Cynthia Hall, president of the Girls' Schools Association, this week denied claims that private schools were prepared to flout new European Union legislation banning compulsory retirement at 60. But, speaking before the GSA's annual conference at Alton Towers next week, she insisted all schools must be properly prepared for the 2006 law change.
"There has not been any indication that schools are contacting their lawyers to find out how they can fight it," she said. But she added: "If teachers want to carry on working, potentially into their 70s, it is going to put a much greater emphasis on performance review.
"Heads must be prepared for the possibility that they could have a very well-respected member of staff who wants to carry on working beyond the stage when their performance is acceptable."
Currently most private schools require staff to quit at 60, unlike the state sector where they can work until 65. The Association of Teachers and Lecturers claimed that six schools had already told staff they would fight the forthcoming legislation.

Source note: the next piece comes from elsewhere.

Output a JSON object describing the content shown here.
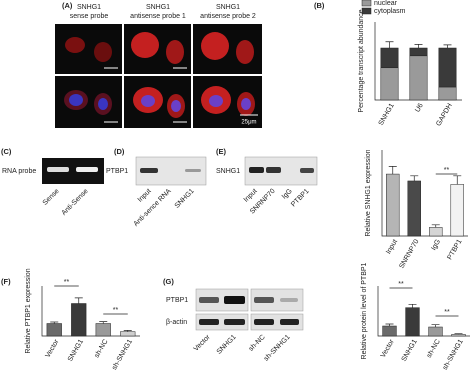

This week The TES spoke to one 59-year-old teacher who is facing forced retirement at the end of this academic year, even though she wants to work on.
The science teacher, employed at a leading boys' school in the North, said:
"As it stands the situation is unacceptable. Sixty is not a magic age where all of a sudden you become too tired to work. Many teachers want to work on to improve their pension but find their path blocked. Yes, you can work on in the state sector, but starting at a new school aged 60 is a challenge most people will not be able to face."
Teaching union members are due to lobby their MPs on Tuesday to fight plans to extend their pensionable age to 65. The National Association of Schoolmasters Union of Women Teachers, National Union of Teachers and ATL will be among the Trade Union Congress unions who will be campaigning in Westminster against the change, which will affect new teachers from 2006 and existing teachers from 2013.